Stimulants are the first prescribed line defense for ADHD, and yet they don’t work for everyone.  Sure, Omega-3 and Omega-6 are great, but is that going to fully fix the problem?  Probably not in most cases.  Managing ADHD symptoms is challenging at best.

The researchers in Dr. Zylowska’s study knew what they were doing.  You can’t put ADHD participants on a rigid schedule and expect them to stick to it.  They made special adaptations to the study so it would be successful:

  • Started with shorter mindful meditation practices and gradually increased.
  • Incorporated visual imagery as ADHD folks are typically very visual learners.
  • Helped combat ADHD negative self-talk.
  • Emphasized mindful awareness with right-here-right-now, non-judgemental practices.
  •  Distraction and focus.  

Those are the key components of both ADHD and mindfulness, oddly enough.  Although they are working at opposite ends of the spectrum and fighting for different causes, so to speak, they both primarily juggle the same tenpins.

In mindfulness for ADHD the idea is to push your thoughts back to the present moment and regain focus on the task at hand.  ADHD sufferers are constantly challenged by intrusive thoughts pulling their attention in one direction or another and they often lose sight of what is happening right now. 

Beginning another task, completely unrelated to the first task, is par for the course in ADHD patients.  By the days’ end they’ve got multiple unfinished tasks, have spoken a plethora of self-deprecating comments, and are left feeling discouraged and defeated.

We all have goals, right?  

That’s the object in our day-to-day life efforts, and long-term, to obtain or attain our goals.  However, not everyone can keep their nose to the grindstone and hammer out results one after the other.

 Mindfulness with ADHD helps strengthen attention span, it helps manage emotional surges and it helps in achieving goals.  Of course, the person with ADHD will be resistant to focusing and consider this approach quite a workout. 

Studies, including the milestone one mentioned above, have proven that with time, patience and practice, the ability to immediately redirect themselves can become second nature.

When focus is mindful and redirected back to the present, tasks get done.  When tasks get done, jobs are kept, and paychecks keep coming. 

Homework gets done and GPAs stay good.  

Chores are finished before parents get home and nobody gets grounded.   Laundry gets done, folded and even put away!

It’s amazing what can be accomplished when distraction gets beat down by focus using mindfulness by those suffering with ADHD. 

It may mean little to those who aren’t directly affected, but to someone with ADHD, or maybe even more so, the parent of a child with ADHD, this gives incredible hope for dealing with the condition.

So I begin every morning with meditation.

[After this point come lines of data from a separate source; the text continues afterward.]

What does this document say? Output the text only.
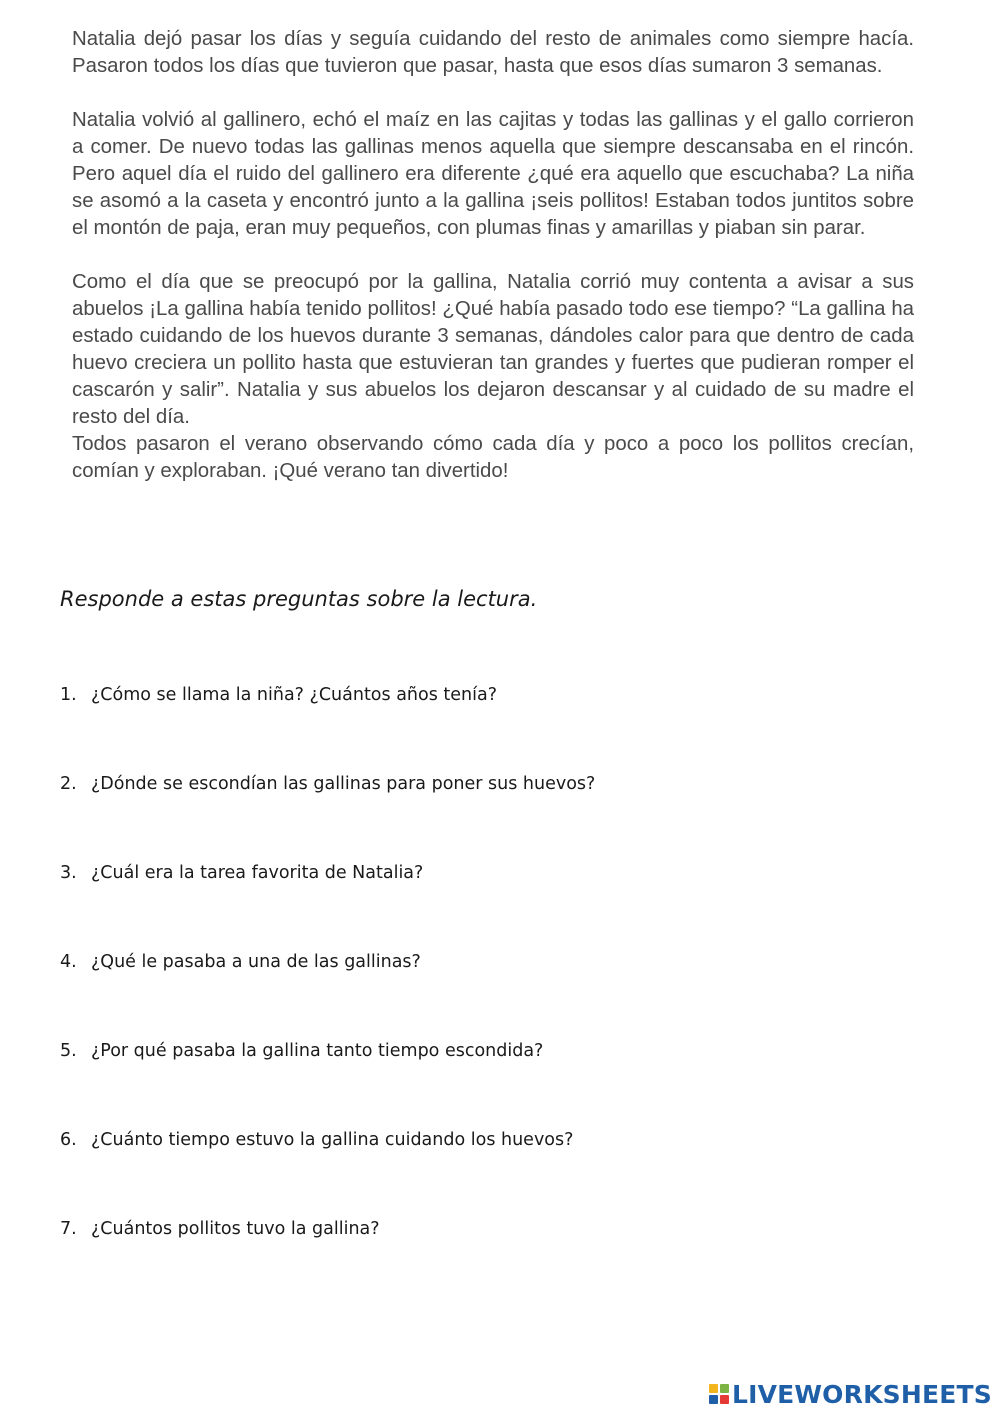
Natalia dejó pasar los días y seguía cuidando del resto de animales como siempre hacía. Pasaron todos los días que tuvieron que pasar, hasta que esos días sumaron 3 semanas.

Natalia volvió al gallinero, echó el maíz en las cajitas y todas las gallinas y el gallo corrieron a comer. De nuevo todas las gallinas menos aquella que siempre descansaba en el rincón. Pero aquel día el ruido del gallinero era diferente ¿qué era aquello que escuchaba? La niña se asomó a la caseta y encontró junto a la gallina ¡seis pollitos! Estaban todos juntitos sobre el montón de paja, eran muy pequeños, con plumas finas y amarillas y piaban sin parar.

Como el día que se preocupó por la gallina, Natalia corrió muy contenta a avisar a sus abuelos ¡La gallina había tenido pollitos! ¿Qué había pasado todo ese tiempo? “La gallina ha estado cuidando de los huevos durante 3 semanas, dándoles calor para que dentro de cada huevo creciera un pollito hasta que estuvieran tan grandes y fuertes que pudieran romper el cascarón y salir”. Natalia y sus abuelos los dejaron descansar y al cuidado de su madre el resto del día.

Todos pasaron el verano observando cómo cada día y poco a poco los pollitos crecían, comían y exploraban. ¡Qué verano tan divertido!

Responde a estas preguntas sobre la lectura.
1. ¿Cómo se llama la niña? ¿Cuántos años tenía?
2. ¿Dónde se escondían las gallinas para poner sus huevos?
3. ¿Cuál era la tarea favorita de Natalia?
4. ¿Qué le pasaba a una de las gallinas?
5. ¿Por qué pasaba la gallina tanto tiempo escondida?
6. ¿Cuánto tiempo estuvo la gallina cuidando los huevos?
7. ¿Cuántos pollitos tuvo la gallina?
LIVEWORKSHEETS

For me, it is a 20-minute practice and it really is about just beginning the day with kind of a foundation of calm and focus.

The deal I have with myself is that I have to have a meditation practice before I make my first decision of the day.

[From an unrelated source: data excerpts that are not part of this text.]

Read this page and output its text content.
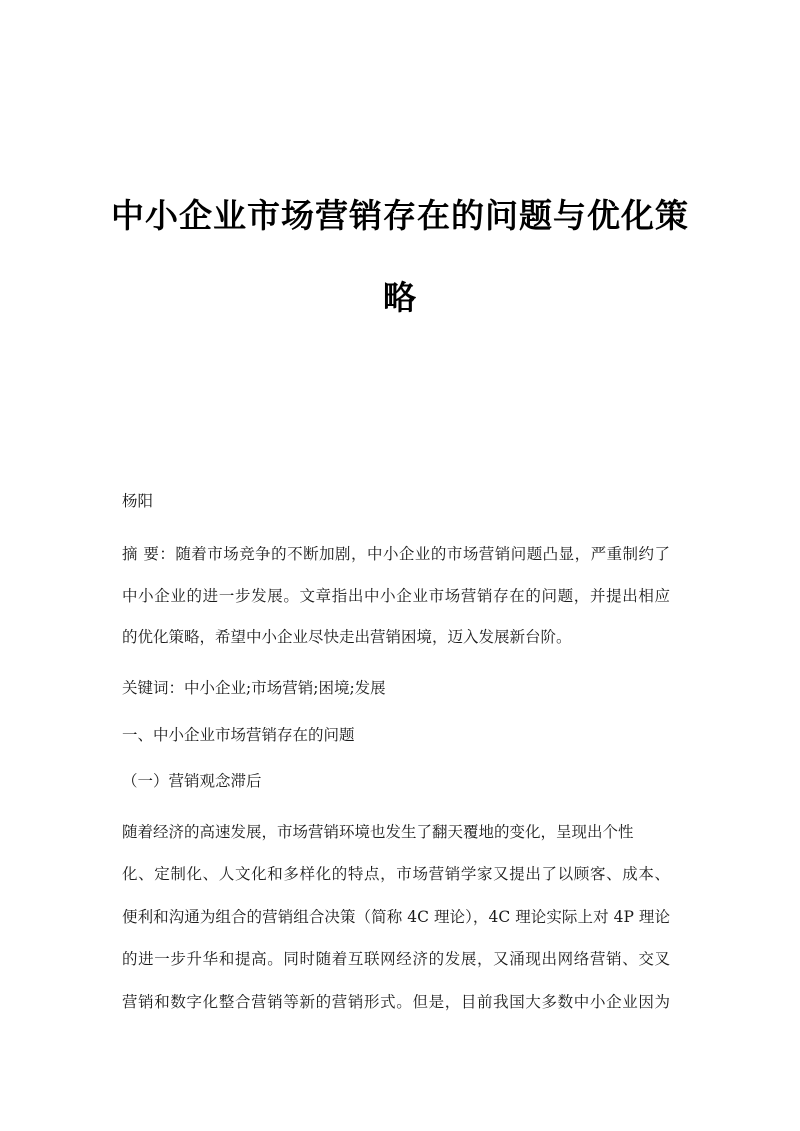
中小企业市场营销存在的问题与优化策
略
杨阳
摘 要：随着市场竞争的不断加剧，中小企业的市场营销问题凸显，严重制约了
中小企业的进一步发展。文章指出中小企业市场营销存在的问题，并提出相应
的优化策略，希望中小企业尽快走出营销困境，迈入发展新台阶。
关键词：中小企业;市场营销;困境;发展
一、中小企业市场营销存在的问题
（一）营销观念滞后
随着经济的高速发展，市场营销环境也发生了翻天覆地的变化，呈现出个性
化、定制化、人文化和多样化的特点，市场营销学家又提出了以顾客、成本、
便利和沟通为组合的营销组合决策（简称 4C 理论），4C 理论实际上对 4P 理论
的进一步升华和提高。同时随着互联网经济的发展，又涌现出网络营销、交叉
营销和数字化整合营销等新的营销形式。但是，目前我国大多数中小企业因为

So, before things start to get too hectic. And it’s focusing in on the breath, going in and out of my body.

And trying just to get my mind to direct itself to the sensation of that breath. Now what happens is, is that my mind doesn’t want to do that.

My mind wants to go and think about my shopping list and my to-do list, but I’m constantly in that practice trying to get it to go back to the breath. I think the reality is is that the nature of our minds is to be distracted, you know, they move.

And depending on what your label is, it kind of speaks to this degree at which that happens.

So meditation for me, I’m not sure if it helps me with the reading and the writing piece, but definitely with my attention issues.

You know, it helps me to be able to focus my mind on a task or something that I’m working on.

And then the other piece of it I think is definitely emotional. Most of us live pretty stressful lives, and so it’s nice to begin a day in a state of calm and to know that at any point in the day if I need to, I can go back to that.

I think the ultimate goal of meditation is actually not about like, sitting on a pillow and then in a dark room with your eyes, you know, closed, but it’s about whether or not you can carry that mindfulness throughout the day.